Romana, figlia di genitori pugliesi, Evelina Manna unisce nella sua figura professionale la passione per la moda e la predisposizione per la recitazione. A soli sei anni si iscrive al primo corso di danza, affascinata dalla stella Carla Fracci, per poi virare verso lo studio della recitazione: comincia così a frequentare il piccolo teatro delle scuole dell’Ordine Francescano. Per la prima volta lavora come modella per la pubblicità di L’Oréal: viene notata da Gianmarco Chieregato che la indirizza verso la rivista Harper’s Bazaar e il servizio Alta Moda Valentino. Inizia così la sua carriera nella moda, che prosegue a Parigi dove lavora con importanti fotografi come Francesco Scavullo, Andrea Rau e Patrick Demarchelier. Studia recitazione presso l’Actors Studio di Londra, preparando così il suo debutto teatrale con "Io e Annie", tratto dal film di Woody Allen. Evelina Manna torna in Italia e porta in scena altri spettacoli a teatro: "La Telefonata" e "Ubutango". Il debutto televisivo è alle porte.

Evelina Manna, attrice e produttrice

Evelina Manna compare per la prima volta su Rai Uno con il film TV "Padre Pio". Fa parte del cast di "La guerra è finita", prima di passare al grande schermo con il film "Casomai e "Una bellissima bambina", presentato alla 61esima Mostra di Venezia.
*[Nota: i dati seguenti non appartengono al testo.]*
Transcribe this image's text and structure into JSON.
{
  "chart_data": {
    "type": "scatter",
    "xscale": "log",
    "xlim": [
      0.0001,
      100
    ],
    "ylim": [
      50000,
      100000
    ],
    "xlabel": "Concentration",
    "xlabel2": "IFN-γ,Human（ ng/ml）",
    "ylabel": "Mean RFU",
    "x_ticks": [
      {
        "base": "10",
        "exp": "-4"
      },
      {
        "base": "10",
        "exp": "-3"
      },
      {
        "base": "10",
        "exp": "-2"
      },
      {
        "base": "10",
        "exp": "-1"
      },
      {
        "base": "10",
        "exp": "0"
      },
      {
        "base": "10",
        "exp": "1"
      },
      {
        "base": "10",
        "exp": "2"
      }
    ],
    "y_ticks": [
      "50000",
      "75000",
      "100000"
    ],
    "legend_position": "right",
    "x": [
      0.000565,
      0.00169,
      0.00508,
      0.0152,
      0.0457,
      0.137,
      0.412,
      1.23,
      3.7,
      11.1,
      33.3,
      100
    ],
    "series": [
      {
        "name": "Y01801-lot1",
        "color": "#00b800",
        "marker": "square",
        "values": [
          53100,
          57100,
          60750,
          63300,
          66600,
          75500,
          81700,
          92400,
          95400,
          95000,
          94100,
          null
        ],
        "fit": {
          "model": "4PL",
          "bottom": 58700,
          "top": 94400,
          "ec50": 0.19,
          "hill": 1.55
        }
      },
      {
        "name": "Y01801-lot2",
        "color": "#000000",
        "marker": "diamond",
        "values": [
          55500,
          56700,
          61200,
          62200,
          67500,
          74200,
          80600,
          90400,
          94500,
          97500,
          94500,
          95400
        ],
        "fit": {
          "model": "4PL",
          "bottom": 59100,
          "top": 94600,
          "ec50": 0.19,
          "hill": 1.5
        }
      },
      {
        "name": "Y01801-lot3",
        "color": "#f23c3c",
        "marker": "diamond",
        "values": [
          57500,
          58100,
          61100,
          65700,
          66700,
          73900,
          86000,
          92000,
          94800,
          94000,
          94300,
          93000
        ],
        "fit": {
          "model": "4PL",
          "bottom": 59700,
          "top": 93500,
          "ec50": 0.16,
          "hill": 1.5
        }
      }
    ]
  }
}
Oliver Stone la sceglie per il colossal "Alexander" nel 2004, nel quale interpreta la principessa Simin dopo aver sostenuto diversi provini nei Pinewood Studios di Londra. Alterna cinema e moda, per poi aprire la sua società di produzione nel 2011: è così che Evelina Manna dà vita a Moodyproduction, per creare opere legate al mondo della cultura, della musica e della cultura in generale. La prima produzione è il film "Vinodentro", commedia noir tratta dall’omonimo romanzo di Fabio Marcotto. Negli anni l’attrice si è occupata anche di tematiche sociali, ad esempio producendo lo spot contro la violenza sulle donne intitolato "Breaking the Silence", per la Comunità Europea. In seguito presenta il corto "A Day & a Minute" al Taormina Film Festival, sul tema dell’immigrazione. "Let’s fall in love" è invece lo spot contro l’omofobia presentato al Festival di Venezia. Nel 2010 è protagonista del remake televisivo per Mediaset "La donna velata" e di "Eve e i Munchies", la serie con i famosi pupazzi.